Netanyahu wants to make loyalty oath for new Israeli citizens also compulsory for Jews

Israel's Prime Minister Benjamin Netanyahu says he wants to include Jews in a bill that requires people taking Israeli citizenship to swear loyalty to the country as a Jewish state. The bill has still to be passed by the Knesset.
.Mr Netanyahu's office said on Monday that he had instructed Justice Minister Yaakov Neeman to prepare a draft bill that would also require Jews to pledge allegiance to Israel 'as a Jewish and democratic state'.
The original proposal to require some citizens - mainly Israeli Arabs - to swear allegiance to a Jewish state has proved deeply divisive within Israeli society, and on Saturday thousands protested against the bill in Tel Aviv. Israeli media reported last week that all five ministers from the left-leaning Labour party voted against the proposal, as did three cabinet members of Netanyahu's own Likud. It had been welcomed by right-wing ministers in the coalition cabinet, including ultra-nationalist Foreign Minister Avigdor Lieberman. The bill was meant to be a trade off. Netanyahu decided to support it in order to buy the support of Lieberman for a building freeze of 60 days in the West Bank settlements. 
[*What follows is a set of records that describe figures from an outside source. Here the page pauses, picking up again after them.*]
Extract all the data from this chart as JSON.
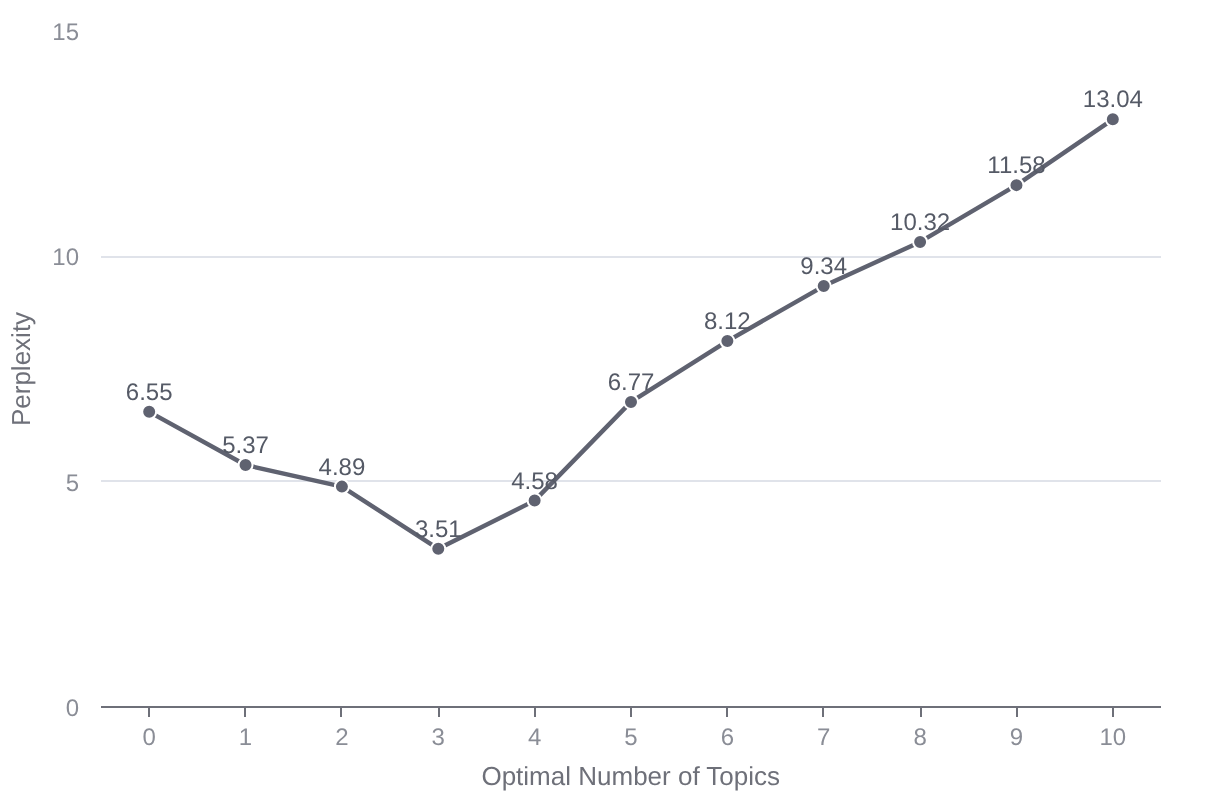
{
  "chart_data": {
    "type": "line",
    "xlabel": "Optimal Number of Topics",
    "ylabel": "Perplexity",
    "categories": [
      "0",
      "1",
      "2",
      "3",
      "4",
      "5",
      "6",
      "7",
      "8",
      "9",
      "10"
    ],
    "series": [
      {
        "color": "#5f6270",
        "values": [
          6.55,
          5.37,
          4.89,
          3.51,
          4.58,
          6.77,
          8.12,
          9.34,
          10.32,
          11.58,
          13.04
        ]
      }
    ],
    "ylim": [
      0,
      15
    ],
    "yticks": [
      0,
      5,
      10,
      15
    ],
    "grid": "y",
    "marker": "circle",
    "line_style": "solid",
    "data_labels": true
  }
}
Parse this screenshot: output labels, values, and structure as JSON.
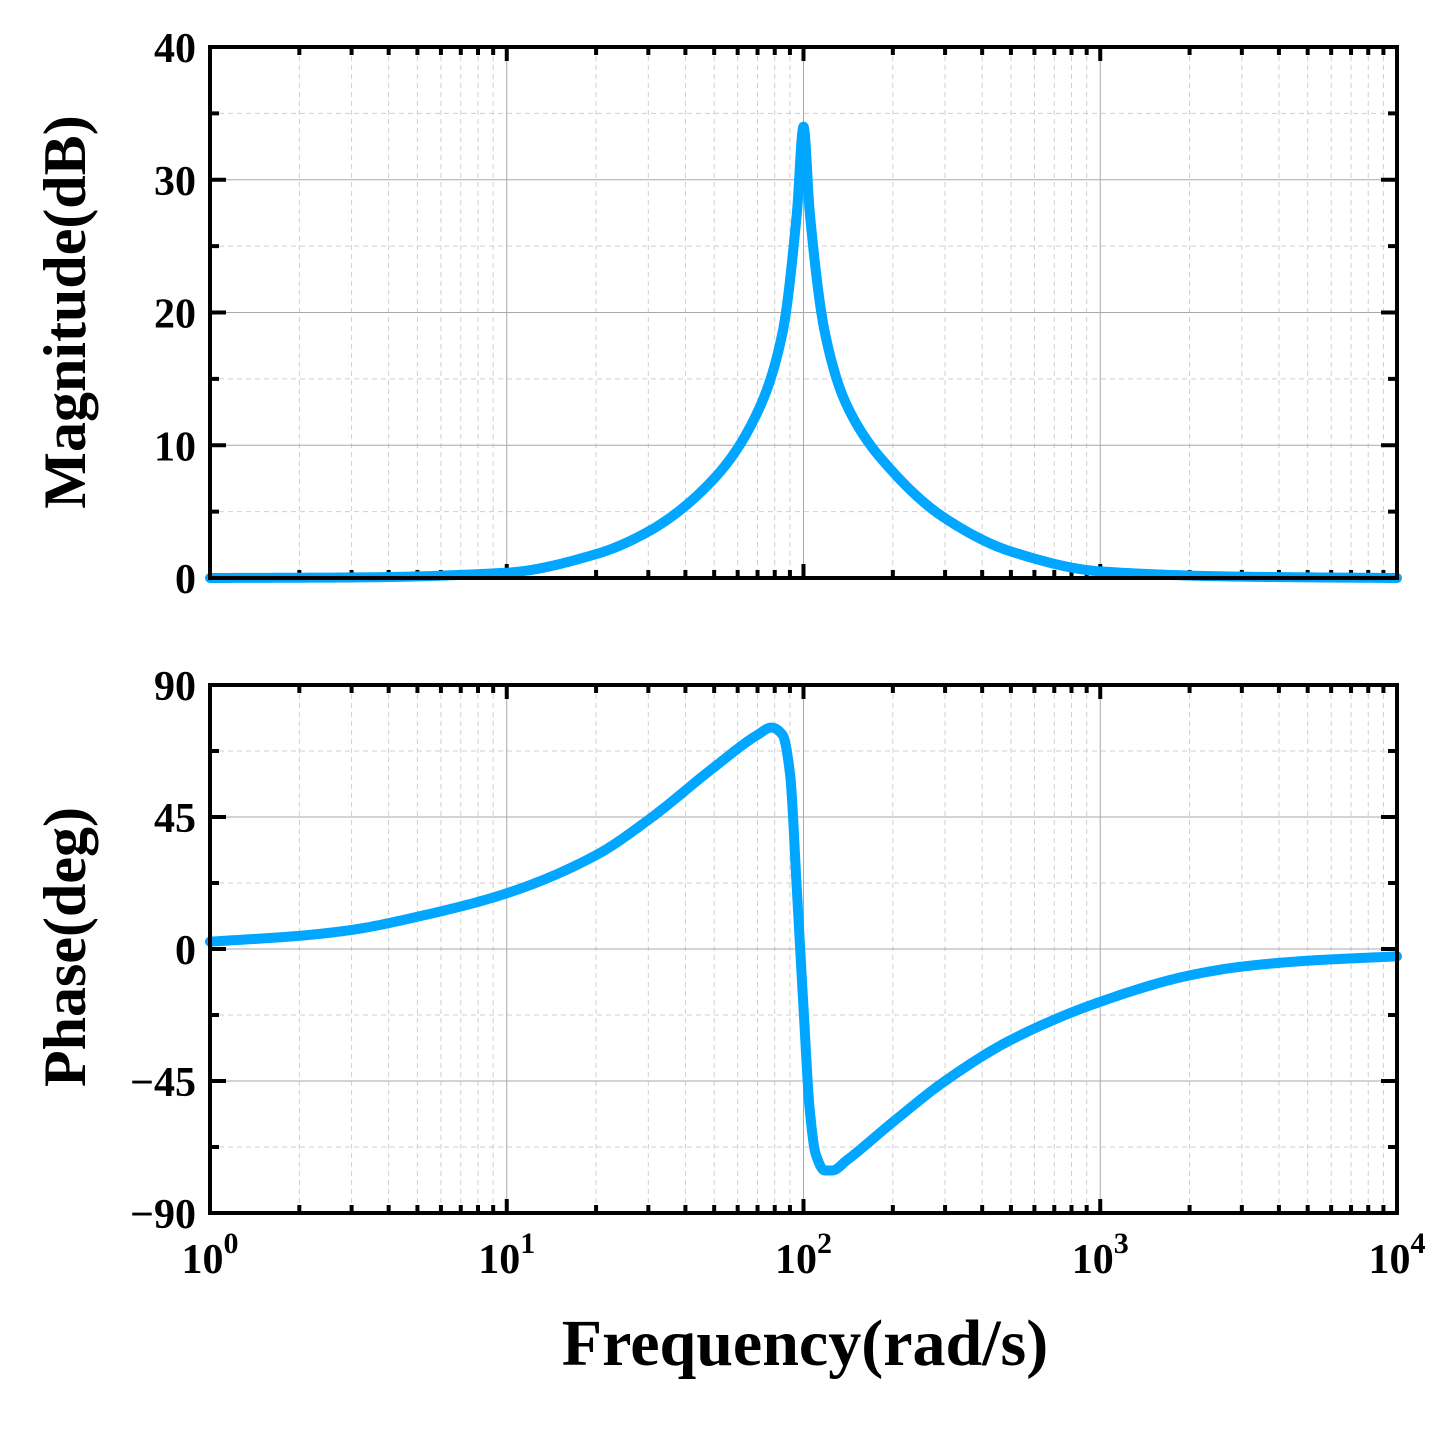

The law has angered Israel's Arab minority. Recognition of Israel as a Jewish state is a news demand that Netanyahu  is making as part of an eventual peace deal with the Palestinians. The PA, however, reject it, as the Palestinians have already  recognised Israel as a state. They argue that recognizing it as a 'Jewish' state will prejudice the rights of the non-Jewish minorities and preclude a deal on the Right of Return of the refugees of 1948.
The fact that Netanyahu now wants to make it also compulsory  for Jews to take the oath may seem to take away some of its racist character. But that is only a difference in appearance, as the demand remains no less discriminatory for the spouses of Israeli Palestinians from Jordan or the West Bank who want to become Israeli citizens, or for Arabs in general. Also some haredi (strictly orthodox Jewish) circles have a problem with the new requirement, because they don't recognoze a Jewish state that is not ruled according to Jewish (halakhic) law. And, I may add, Jewish people like myself who don't agree with the qualification 'Jewish and democratic state' will of course have a problem with their conscience as well.